August 8, 2019
A group of scientists from the Center for Coastal Studies (CCS) and the Woods Hole Oceanographic Institution (WHOI) are working with commercial fishermen to understand bycatch and depredation in gillnet fishing gear.
Fishery bycatch – the incidental capture of non-target species – is currently the primary cause of mortality for marine mammals globally. Small cetaceans, seals, spiny dogfish and other species are attracted to fish caught in nets, and can also get caught in the net while trying to prey on the catch. The cost of damaged gear and lost catch that results from this depredation have immeasurable economic impacts on the fisheries.

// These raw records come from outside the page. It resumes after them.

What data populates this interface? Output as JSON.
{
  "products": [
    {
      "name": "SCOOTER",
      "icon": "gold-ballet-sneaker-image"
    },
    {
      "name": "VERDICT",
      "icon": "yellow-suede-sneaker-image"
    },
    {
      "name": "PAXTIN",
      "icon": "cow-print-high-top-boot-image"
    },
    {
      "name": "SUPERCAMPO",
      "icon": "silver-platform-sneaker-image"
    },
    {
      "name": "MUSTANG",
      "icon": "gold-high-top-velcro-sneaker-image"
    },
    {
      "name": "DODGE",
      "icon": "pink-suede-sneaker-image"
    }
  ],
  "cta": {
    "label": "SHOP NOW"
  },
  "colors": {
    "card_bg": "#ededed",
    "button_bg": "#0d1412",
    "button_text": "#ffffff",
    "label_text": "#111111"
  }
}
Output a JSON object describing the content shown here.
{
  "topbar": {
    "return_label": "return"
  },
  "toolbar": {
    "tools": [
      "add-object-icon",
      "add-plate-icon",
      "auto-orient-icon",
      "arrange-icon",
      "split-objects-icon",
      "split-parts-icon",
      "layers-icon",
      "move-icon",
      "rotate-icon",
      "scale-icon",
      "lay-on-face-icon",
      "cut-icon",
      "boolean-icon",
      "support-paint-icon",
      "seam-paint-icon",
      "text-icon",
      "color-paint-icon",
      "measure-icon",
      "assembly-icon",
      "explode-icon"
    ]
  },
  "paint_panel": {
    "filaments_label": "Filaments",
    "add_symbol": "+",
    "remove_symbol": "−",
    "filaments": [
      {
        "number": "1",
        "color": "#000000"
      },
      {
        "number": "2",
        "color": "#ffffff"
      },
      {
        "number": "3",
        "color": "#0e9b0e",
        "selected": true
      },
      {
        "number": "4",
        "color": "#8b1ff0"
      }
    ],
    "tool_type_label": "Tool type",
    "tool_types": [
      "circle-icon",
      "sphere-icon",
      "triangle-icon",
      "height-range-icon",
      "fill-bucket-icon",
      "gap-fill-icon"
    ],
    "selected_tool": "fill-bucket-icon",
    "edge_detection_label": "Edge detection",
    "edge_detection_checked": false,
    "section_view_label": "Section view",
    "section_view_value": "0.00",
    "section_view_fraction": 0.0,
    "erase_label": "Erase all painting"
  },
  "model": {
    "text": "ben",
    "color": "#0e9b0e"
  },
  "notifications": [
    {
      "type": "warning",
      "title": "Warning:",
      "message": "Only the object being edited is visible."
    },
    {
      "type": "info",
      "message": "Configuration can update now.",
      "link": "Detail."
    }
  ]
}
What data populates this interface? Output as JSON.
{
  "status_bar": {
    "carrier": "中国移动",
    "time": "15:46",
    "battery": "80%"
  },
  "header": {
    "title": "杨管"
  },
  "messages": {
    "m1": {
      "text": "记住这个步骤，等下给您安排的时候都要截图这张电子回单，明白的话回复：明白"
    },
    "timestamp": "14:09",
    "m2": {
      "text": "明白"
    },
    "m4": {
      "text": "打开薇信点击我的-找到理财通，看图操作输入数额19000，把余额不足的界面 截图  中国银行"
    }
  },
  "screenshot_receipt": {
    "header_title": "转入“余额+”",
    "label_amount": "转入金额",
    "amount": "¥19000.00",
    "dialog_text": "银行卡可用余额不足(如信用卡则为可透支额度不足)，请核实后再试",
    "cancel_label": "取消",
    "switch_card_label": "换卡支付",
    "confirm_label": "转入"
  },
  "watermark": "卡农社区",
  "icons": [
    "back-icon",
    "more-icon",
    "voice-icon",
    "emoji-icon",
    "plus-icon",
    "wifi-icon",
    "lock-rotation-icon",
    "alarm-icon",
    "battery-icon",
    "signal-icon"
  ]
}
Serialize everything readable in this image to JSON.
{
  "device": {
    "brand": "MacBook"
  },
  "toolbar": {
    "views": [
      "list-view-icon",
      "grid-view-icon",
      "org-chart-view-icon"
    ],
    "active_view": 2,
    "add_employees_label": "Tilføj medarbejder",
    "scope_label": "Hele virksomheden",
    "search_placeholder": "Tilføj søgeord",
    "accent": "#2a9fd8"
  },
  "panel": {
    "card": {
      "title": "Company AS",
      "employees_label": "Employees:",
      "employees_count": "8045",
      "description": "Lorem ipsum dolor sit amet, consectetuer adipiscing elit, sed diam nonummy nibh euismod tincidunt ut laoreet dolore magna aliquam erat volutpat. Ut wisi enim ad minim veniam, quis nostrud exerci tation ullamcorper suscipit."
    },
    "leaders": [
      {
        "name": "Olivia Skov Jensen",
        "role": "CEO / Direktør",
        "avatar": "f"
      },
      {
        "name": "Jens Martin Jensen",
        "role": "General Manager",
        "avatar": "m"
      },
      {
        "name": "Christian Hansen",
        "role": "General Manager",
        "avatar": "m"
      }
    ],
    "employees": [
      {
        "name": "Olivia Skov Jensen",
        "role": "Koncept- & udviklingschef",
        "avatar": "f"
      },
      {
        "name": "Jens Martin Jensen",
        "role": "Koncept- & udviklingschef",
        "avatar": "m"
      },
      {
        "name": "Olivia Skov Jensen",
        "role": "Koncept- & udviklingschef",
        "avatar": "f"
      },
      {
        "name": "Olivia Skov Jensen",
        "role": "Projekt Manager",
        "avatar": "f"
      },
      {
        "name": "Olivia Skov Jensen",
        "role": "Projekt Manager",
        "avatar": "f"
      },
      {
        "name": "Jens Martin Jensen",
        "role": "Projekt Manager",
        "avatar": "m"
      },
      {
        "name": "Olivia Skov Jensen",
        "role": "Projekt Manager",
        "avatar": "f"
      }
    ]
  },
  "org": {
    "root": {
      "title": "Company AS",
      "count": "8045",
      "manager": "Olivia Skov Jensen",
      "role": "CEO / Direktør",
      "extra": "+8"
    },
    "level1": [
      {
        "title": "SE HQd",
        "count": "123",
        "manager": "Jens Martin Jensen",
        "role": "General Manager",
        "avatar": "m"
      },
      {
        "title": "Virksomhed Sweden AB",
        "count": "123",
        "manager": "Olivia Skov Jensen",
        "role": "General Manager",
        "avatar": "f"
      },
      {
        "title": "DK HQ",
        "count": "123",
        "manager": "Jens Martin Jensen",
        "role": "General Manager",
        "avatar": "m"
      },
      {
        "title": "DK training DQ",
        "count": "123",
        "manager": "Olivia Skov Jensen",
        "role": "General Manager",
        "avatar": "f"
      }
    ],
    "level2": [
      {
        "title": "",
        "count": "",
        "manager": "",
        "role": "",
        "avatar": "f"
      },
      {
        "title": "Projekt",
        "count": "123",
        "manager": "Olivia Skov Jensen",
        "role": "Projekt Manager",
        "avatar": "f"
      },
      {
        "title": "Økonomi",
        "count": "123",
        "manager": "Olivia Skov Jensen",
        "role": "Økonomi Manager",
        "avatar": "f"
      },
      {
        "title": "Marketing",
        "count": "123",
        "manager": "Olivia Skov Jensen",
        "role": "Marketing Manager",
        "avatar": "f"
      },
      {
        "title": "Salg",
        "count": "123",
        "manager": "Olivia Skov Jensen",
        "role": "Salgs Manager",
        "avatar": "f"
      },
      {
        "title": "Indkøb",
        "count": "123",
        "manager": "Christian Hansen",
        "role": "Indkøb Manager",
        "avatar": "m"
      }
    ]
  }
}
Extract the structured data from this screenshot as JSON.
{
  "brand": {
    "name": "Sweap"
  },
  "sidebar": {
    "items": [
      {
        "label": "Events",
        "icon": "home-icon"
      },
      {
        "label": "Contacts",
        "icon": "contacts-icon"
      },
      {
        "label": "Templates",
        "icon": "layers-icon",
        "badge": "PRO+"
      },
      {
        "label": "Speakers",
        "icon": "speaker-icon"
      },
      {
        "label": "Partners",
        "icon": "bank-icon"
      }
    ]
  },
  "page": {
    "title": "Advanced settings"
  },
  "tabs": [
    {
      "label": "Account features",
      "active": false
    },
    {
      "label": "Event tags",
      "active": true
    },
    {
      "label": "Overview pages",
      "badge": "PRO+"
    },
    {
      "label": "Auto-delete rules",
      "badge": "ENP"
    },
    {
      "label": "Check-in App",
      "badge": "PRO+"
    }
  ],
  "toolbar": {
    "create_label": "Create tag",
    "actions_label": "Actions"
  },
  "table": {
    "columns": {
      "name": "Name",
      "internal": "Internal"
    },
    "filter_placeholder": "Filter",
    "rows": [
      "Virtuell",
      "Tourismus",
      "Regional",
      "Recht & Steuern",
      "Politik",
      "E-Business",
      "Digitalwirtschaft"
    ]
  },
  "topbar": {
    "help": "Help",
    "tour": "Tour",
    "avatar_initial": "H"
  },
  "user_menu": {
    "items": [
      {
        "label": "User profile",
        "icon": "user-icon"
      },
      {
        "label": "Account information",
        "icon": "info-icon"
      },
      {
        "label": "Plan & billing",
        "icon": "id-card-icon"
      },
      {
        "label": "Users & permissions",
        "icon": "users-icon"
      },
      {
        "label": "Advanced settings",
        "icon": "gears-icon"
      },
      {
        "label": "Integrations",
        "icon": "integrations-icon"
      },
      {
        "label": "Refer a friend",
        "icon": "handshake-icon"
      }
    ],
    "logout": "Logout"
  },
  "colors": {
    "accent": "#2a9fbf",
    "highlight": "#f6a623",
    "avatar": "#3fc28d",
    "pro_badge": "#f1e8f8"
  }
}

The study, designed in cooperation with local fisherman Doug Feeney, utilizes a remotely operated vehicle and video cameras fixed directly to his fishing gear to collect video of these animals’ behavior in and around gillnet gear. Underwater footage recorded during the latest research phase captures video for the first time of active sink-gillnet fishing in the northeast US.
On deck, the catch is sorted and depredation is assessed and documented by the team using evidence of bite marks and other damage.
Analysis of the footage and depredation data will determine when and how predators eat the catch and provide an estimate of the volume of catch consumed. It will also help quantify differences between the perceived and actual cost of depredation on the gillnet fishery.
Armed with this information, the partners will be able to determine how fishing practices can be modified to reduce possible conflicts between gear, catch, and predators. The eventual goal is a reduction in the frequency of marine mammals interacting with gillnet gear.
The ultimate objective of this study – to build collaboration, trust, and community among local fishermen, researchers, and managers – bolsters efforts to maintain sustainable fisheries and practices while addressing the impacts of conservation and management measures.